Thursday, January 26, 2012

23% of Texas prison spending outside of TDCJ's budget

According to a new report (pdf) by the Vera Institute, "Texas taxpayers pay an average 23 percent more for state prisons than the state’s annual corrections budget reflects," reports Mike Ward at the Austin Statesman: "The new report by the Vera Institute of Justice, a New York-based research organization that tracks criminal justice trends, calculates the state’s total costs for its adult corrections and prison programs at $3.3 billion — almost $783 million higher than the $2.5 billion annual budget for the Texas Department of Criminal Justice." Wrote Ward:
While Texas’ costs were 23.7 percent higher with the associated additional costs, other states ranged from 1 percent higher (Arizona) to 34 percent (Connecticut). Texas was one of six states — Connecticut, Illinois, Missouri, New York and Pennsylvania — where between 20 and 34 percent of the corrections budgets were outside the prisons system budget.

When all costs are considered, the annual average taxpayer cost in these states was $31,166 per convict, according to the study. In Texas, the cost is $21,390 a year per convict.

See the full report, The Price of Prisons: What Incarceration Costs Taxpayers, here.
Factors outside of TDCJ's budget included employee benefits and taxes, underfunded pension benefits and retiree health contributions, retirement costs, judgments and claims, and statewide administrative costs. I wonder what the folks at the Legislative Budget Board would have to say about Vera's calculations, and whether they need to update their Uniform Cost Report (pdf) on corrections as a result?


Lance said...

Hey Scott,

I didn't know you were jumping on the prison privatizing band wagon. The report fails to state that TDCJ employees pay the majority of their retirement cost. This report clearly fails to tell you of the attempt to cut pensions through prison and pension privatization.

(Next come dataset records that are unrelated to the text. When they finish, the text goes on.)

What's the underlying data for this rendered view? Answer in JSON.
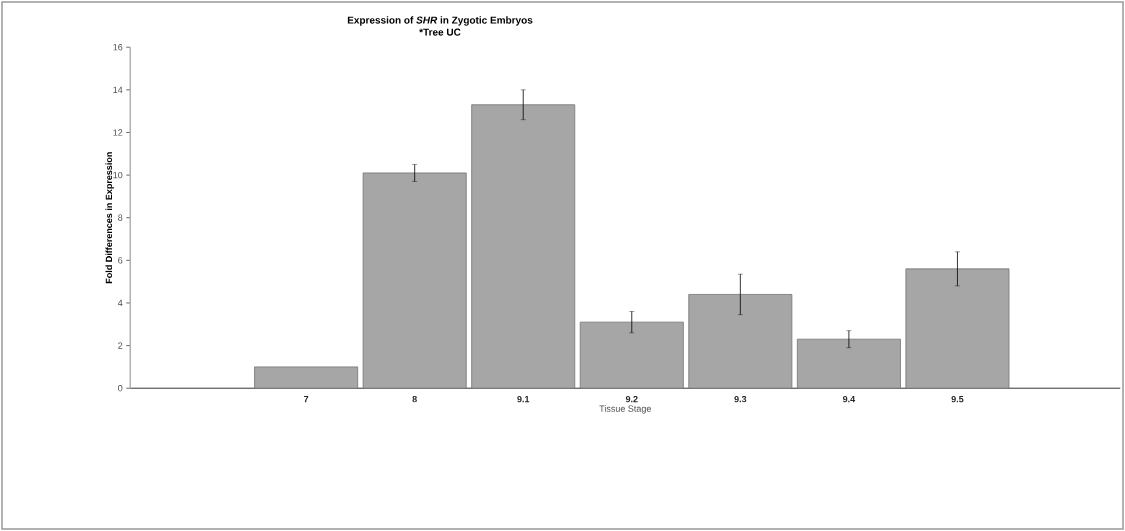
{
  "chart_data": {
    "type": "bar",
    "title": "Expression of *SHR* in Zygotic Embryos",
    "subtitle": "*Tree UC",
    "xlabel": "Tissue Stage",
    "ylabel": "Fold Differences in Expression",
    "categories": [
      null,
      "7",
      "8",
      "9.1",
      "9.2",
      "9.3",
      "9.4",
      "9.5",
      null
    ],
    "values": [
      null,
      1.0,
      10.1,
      13.3,
      3.1,
      4.4,
      2.3,
      5.6,
      null
    ],
    "errors": [
      null,
      null,
      0.4,
      0.7,
      0.5,
      0.95,
      0.4,
      0.8,
      null
    ],
    "color": "#a6a6a6",
    "ylim": [
      0,
      16
    ],
    "yticks": [
      0,
      2,
      4,
      6,
      8,
      10,
      12,
      14,
      16
    ],
    "grid": false
  }
}
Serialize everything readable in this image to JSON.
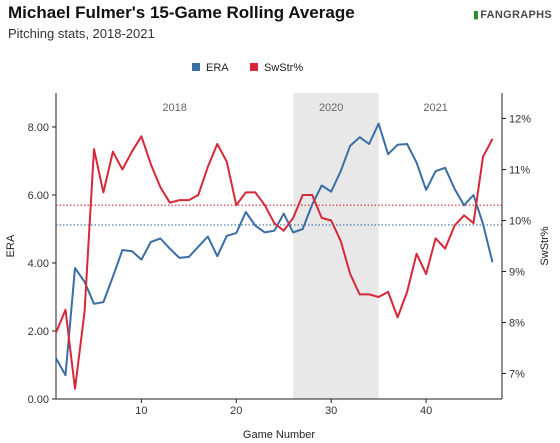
{
  "header": {
    "title": "Michael Fulmer's 15-Game Rolling Average",
    "subtitle": "Pitching stats, 2018-2021",
    "logo_text": "FANGRAPHS"
  },
  "colors": {
    "era": "#3a6ea5",
    "swstr": "#d62839",
    "shade": "#e8e8e8",
    "axis": "#222222"
  },
  "chart_data": {
    "type": "line",
    "title": "Michael Fulmer's 15-Game Rolling Average",
    "subtitle": "Pitching stats, 2018-2021",
    "xlabel": "Game Number",
    "ylabel": "ERA",
    "y2label": "SwStr%",
    "xlim": [
      1,
      48
    ],
    "ylim": [
      0,
      9.0
    ],
    "y2lim": [
      6.5,
      12.5
    ],
    "x_ticks": [
      10,
      20,
      30,
      40
    ],
    "y_ticks": [
      0,
      2,
      4,
      6,
      8
    ],
    "y_tick_labels": [
      "0.00",
      "2.00",
      "4.00",
      "6.00",
      "8.00"
    ],
    "y2_ticks": [
      7,
      8,
      9,
      10,
      11,
      12
    ],
    "y2_tick_labels": [
      "7%",
      "8%",
      "9%",
      "10%",
      "11%",
      "12%"
    ],
    "legend": [
      "ERA",
      "SwStr%"
    ],
    "legend_position": "top-center",
    "season_labels": [
      {
        "label": "2018",
        "x": 13.5
      },
      {
        "label": "2020",
        "x": 30
      },
      {
        "label": "2021",
        "x": 41
      }
    ],
    "shaded_region": [
      26,
      35
    ],
    "series": [
      {
        "name": "ERA",
        "axis": "left",
        "values": [
          1.2,
          0.7,
          3.85,
          3.45,
          2.8,
          2.85,
          3.6,
          4.38,
          4.35,
          4.1,
          4.62,
          4.72,
          4.42,
          4.15,
          4.18,
          4.48,
          4.78,
          4.2,
          4.8,
          4.88,
          5.5,
          5.1,
          4.9,
          4.95,
          5.45,
          4.9,
          5.0,
          5.72,
          6.28,
          6.1,
          6.7,
          7.45,
          7.7,
          7.5,
          8.1,
          7.2,
          7.48,
          7.5,
          6.95,
          6.15,
          6.7,
          6.8,
          6.18,
          5.7,
          6.0,
          5.15,
          4.02
        ]
      },
      {
        "name": "SwStr%",
        "axis": "right",
        "values": [
          7.8,
          8.25,
          6.7,
          8.2,
          11.4,
          10.55,
          11.35,
          11.0,
          11.35,
          11.65,
          11.1,
          10.65,
          10.35,
          10.4,
          10.4,
          10.5,
          11.05,
          11.5,
          11.15,
          10.3,
          10.55,
          10.55,
          10.3,
          9.95,
          9.8,
          10.05,
          10.5,
          10.5,
          10.05,
          10.0,
          9.6,
          8.95,
          8.55,
          8.55,
          8.5,
          8.6,
          8.1,
          8.6,
          9.35,
          8.95,
          9.65,
          9.45,
          9.9,
          10.1,
          9.95,
          11.25,
          11.6
        ]
      }
    ],
    "reference_lines": [
      {
        "series": "ERA",
        "axis": "left",
        "value": 5.12,
        "style": "dotted"
      },
      {
        "series": "SwStr%",
        "axis": "right",
        "value": 10.3,
        "style": "dotted"
      }
    ]
  }
}
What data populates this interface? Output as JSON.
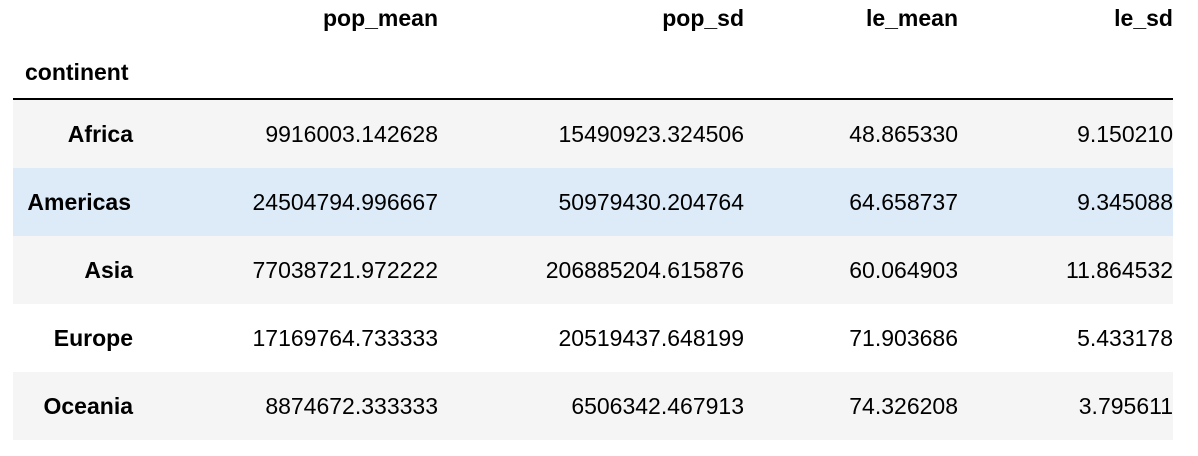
{
  "table": {
    "columns": [
      "pop_mean",
      "pop_sd",
      "le_mean",
      "le_sd"
    ],
    "index_name": "continent",
    "rows": [
      {
        "index": "Africa",
        "values": [
          "9916003.142628",
          "15490923.324506",
          "48.865330",
          "9.150210"
        ]
      },
      {
        "index": "Americas",
        "values": [
          "24504794.996667",
          "50979430.204764",
          "64.658737",
          "9.345088"
        ]
      },
      {
        "index": "Asia",
        "values": [
          "77038721.972222",
          "206885204.615876",
          "60.064903",
          "11.864532"
        ]
      },
      {
        "index": "Europe",
        "values": [
          "17169764.733333",
          "20519437.648199",
          "71.903686",
          "5.433178"
        ]
      },
      {
        "index": "Oceania",
        "values": [
          "8874672.333333",
          "6506342.467913",
          "74.326208",
          "3.795611"
        ]
      }
    ],
    "highlighted_row": "Americas",
    "colors": {
      "stripe": "#f5f5f5",
      "highlight": "#ddebf9",
      "rule": "#000000"
    }
  }
}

Remember correctional officer's average life expectancy is 58 years and they die within a year and half after their retirement. If anything the state should fund more of the retirement and health care for the employees. The ERS pension fund is solvent and does not require a taxpayer bailout. If you want to reduce the prison population Scott, quit taking an ALEC stance on funding prisons.

RSO wife said...

If the price of putting people in prison were only counted in dollars spent by the state, I could agree with you. There are those of us who have had to foot the financial burden alone while those we care about are in jail. That takes a toll on our health and well being as well as our pocketbooks.

IMO this doesn't have as much to do with whether prisons are privatized or not as it does to do with whether we need to put people in prison who could be dealt with in other ways.

Not saying that everyone who breaks the law doesn't need to be punished. Just saying that we need to make the punishment fit the crime and keep those people out of prison who could be on some kind of supervised program.

Instead of being put in a supervised situation where they could still be a taxpaying asset, they are now a liability. They now no longer hold down jobs and pay taxes. They are not able to support their families, who sometimes have to go on welfare to survive.

When a person who was a hard working, taxpaying citizen goes to prison, nobody wins. They sure don't, their families don't, the community doesn't and neither do the taxpayers.

I sure miss Judge Poe and his unusual but effective punishments. Sometimes they were over the top, but at least he gave some thought to it and didn't just throw people in jail to make sure his constituents knew he was "tough on crime" when he came up for reelection.

Gritsforbreakfast said...

I didn't take "an ALEC stance on funding prisons," Lance. This post takes no position on privatization, the study cited simply quantifies off-budget costs to get a truer view of expenses. It doesn't suggest privatization as a solution.

It's true pension and retirement costs are a key argument for cost reduction from privatization, but you don't get to ignore reality just because it might agree with your opposition. There are plenty of other truths about privatization that mitigate against it, which this blog frequently discusses.

Anonymous said...

Why does TDCJ not look at the possibility of 'paying' the inmates some monetary amount to do some jobs that would be a win/win solution. Why can't one unit produce some goods that all units can use? Or make items that could be sold to free world? At the present inmates are encouraged to have jobs, but nothing in return for their working. So, why work? If the state cannot pay in actual money, why not 'good time' rewards?

For every inmate we need to realize there is a family somewhere also helping fund the units.

Anonymous said...

Adam Gopnik, "The Caging of America," here:

Anonymous said...

Maybe we should quit locking up so many people. Last legislative session there were over 700 new laws passed and more severe penalites imposed for existing laws.

Anonymous said...

I wonder HOW IS THAT TUFF ON CRIME working for the taxpayers now? Is everyone so dumb as to think this would not come back to bite you. Texas tax payers have to come to grips with that taxes will be raised one day to keep people locked up. Just because they did not raise taxes to save schools means nothing because the LEDG and the other rich will pay to educate there kids and the poor will end up in prison anyway. I bet though they will make an excuse and raise taxes or charge new fees (That is a Texas thang right thar folks) to keep po folks in prison.